Till Children Do Us Part

This New York Times piece summarises some potentially interesting new research on the effect of having children upon the quality of marriage. I say ‘potentially’ because it’s a rather sketchy summary of a forthcoming paper by two psychologists at Stanford. I haven’t been able to locate the paper itself yet, presumably it really is forthcoming – if anyone finds it, please post a link in comments.

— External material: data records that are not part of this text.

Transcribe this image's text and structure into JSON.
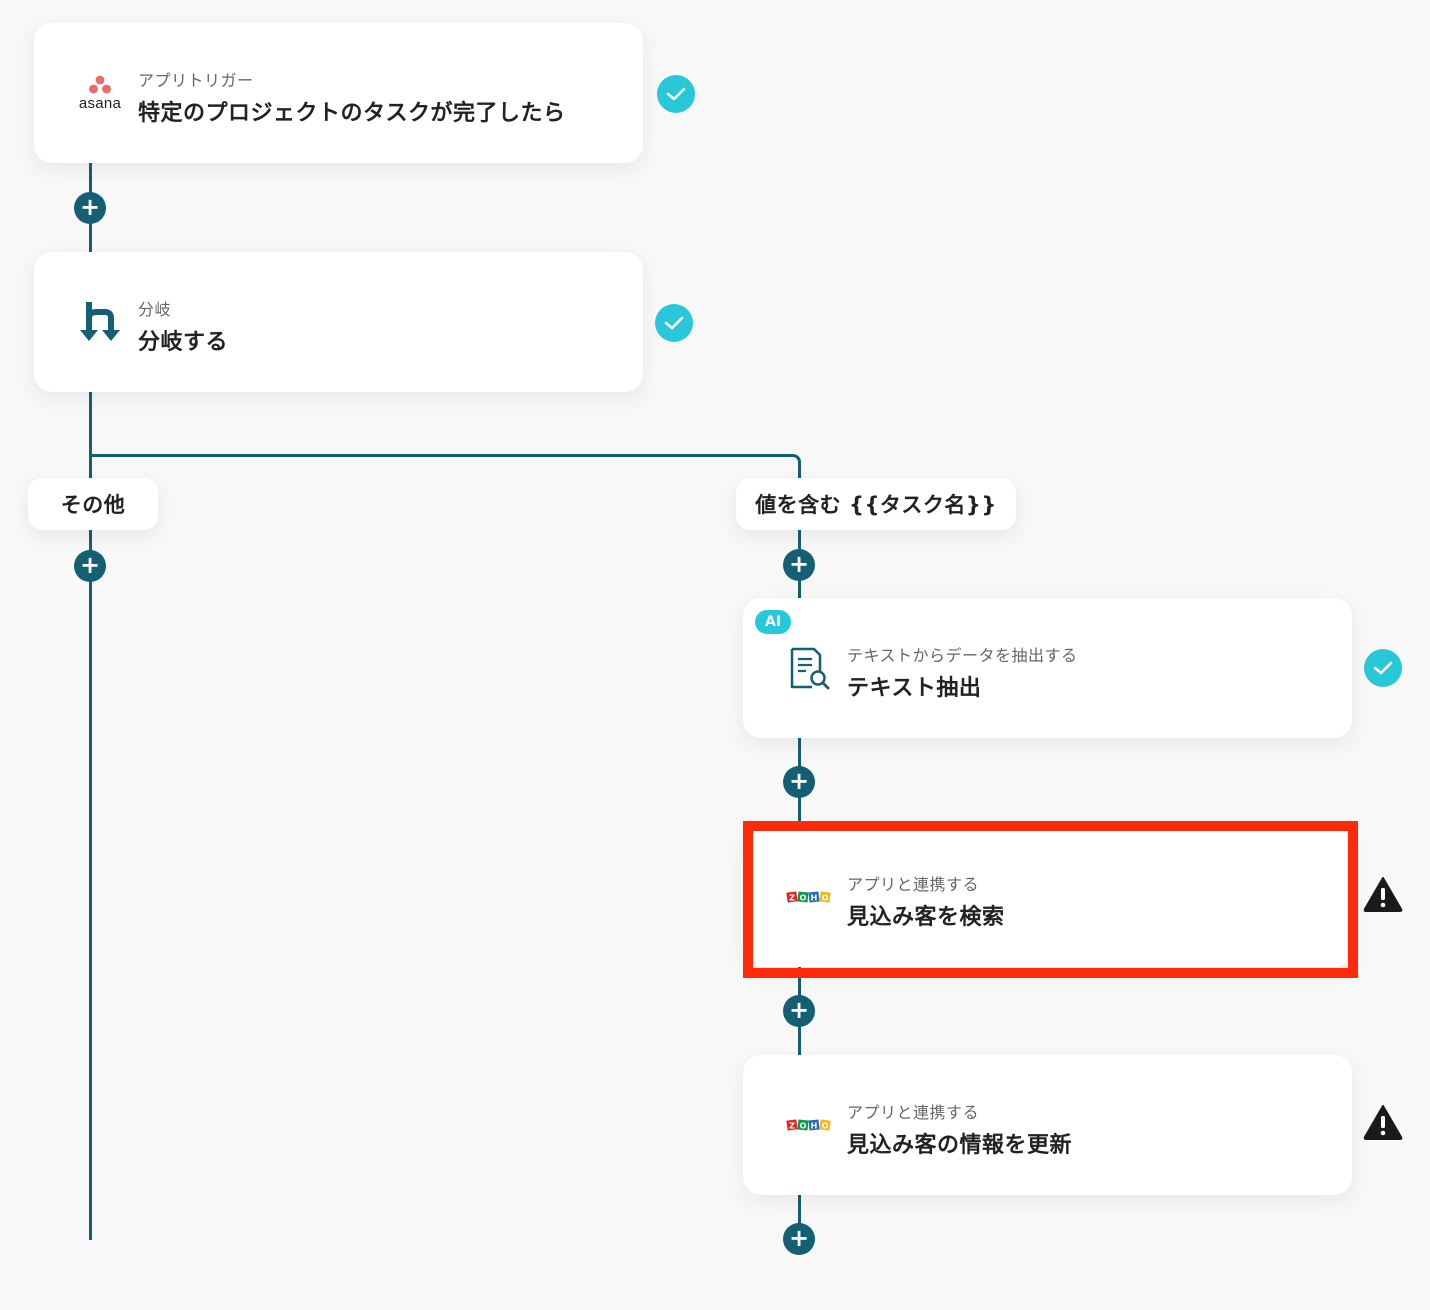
{
  "flow": {
    "trigger": {
      "icon": "asana-logo-icon",
      "logo_text": "asana",
      "subtitle": "アプリトリガー",
      "title": "特定のプロジェクトのタスクが完了したら",
      "status": "complete"
    },
    "branch_step": {
      "icon": "branch-icon",
      "subtitle": "分岐",
      "title": "分岐する",
      "status": "complete"
    },
    "branches": {
      "left": {
        "label": "その他"
      },
      "right": {
        "label": "値を含む {{タスク名}}"
      }
    },
    "extract_step": {
      "badge": "AI",
      "icon": "document-search-icon",
      "subtitle": "テキストからデータを抽出する",
      "title": "テキスト抽出",
      "status": "complete"
    },
    "search_step": {
      "icon": "zoho-logo-icon",
      "subtitle": "アプリと連携する",
      "title": "見込み客を検索",
      "status": "warning"
    },
    "update_step": {
      "icon": "zoho-logo-icon",
      "subtitle": "アプリと連携する",
      "title": "見込み客の情報を更新",
      "status": "warning"
    },
    "add_button_symbol": "+"
  },
  "colors": {
    "line": "#145f73",
    "check": "#28c8d8",
    "warning": "#1a1a1a",
    "highlight": "#ff2a0a"
  }
}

You may already have read about recent research suggesting that having kids has a generally negative impact on our happiness – despite how counter-intuitive that sounds to many of us. This interesting article from the Atlantic contained a pithy summary (sorry, again I cannot find the original source for this – is it perhaps part of the work being done by Dan Gilbert?):

…if you ask people about their greatest happiness in life, more than a third mention their children or grandchildren, but when they use a diary to record their happiness, it turns out that taking care of the kids is a downer—parenting ranks just a bit higher than housework, and falls below sex, socializing with friends, watching TV, praying, eating, and cooking.

After mentioning this idea, the NYT piece suggests that the report by Phil and Carolyn Cowan refines these findings by considering some of the many nuances involved, including the effect of gender roles… (emphasis added)

…most studies finding a large drop in marital quality after childbirth do not consider the very different routes that couples travel toward parenthood.

[…]

The Cowans found that the average drop in marital satisfaction was almost entirely accounted for by the couples who slid into being parents, disagreed over it or were ambivalent about it. Couples who planned or equally welcomed the conception were likely to maintain or even increase their marital satisfaction after the child was born.

Marital quality also tends to decline when parents backslide into more traditional gender roles. Once a child arrives, lack of paid parental leave often leads the wife to quit her job and the husband to work more. This produces discontent on both sides. The wife resents her husband’s lack of involvement in child care and housework. The husband resents his wife’s ingratitude for the long hours he works to support the family.

Although this point about gender seems pretty intuitive and obvious to me, it’s nice to see research bears it out. After all, this is clearly an area where our intuitions can lead us astray (the article also suggests the increased amount of time modern parents spend with their kids is detrimental to everyone’s happiness). If future research further supports these findings, it will perhaps lend greater force and effect to an already important strategy for feminists, namely the thought that gender equality makes people (of all genders) happier in their relationships and isn’t everyone in favour of that? Then again, perhaps this is all too sketchy to tell us anything important just yet. What do you think?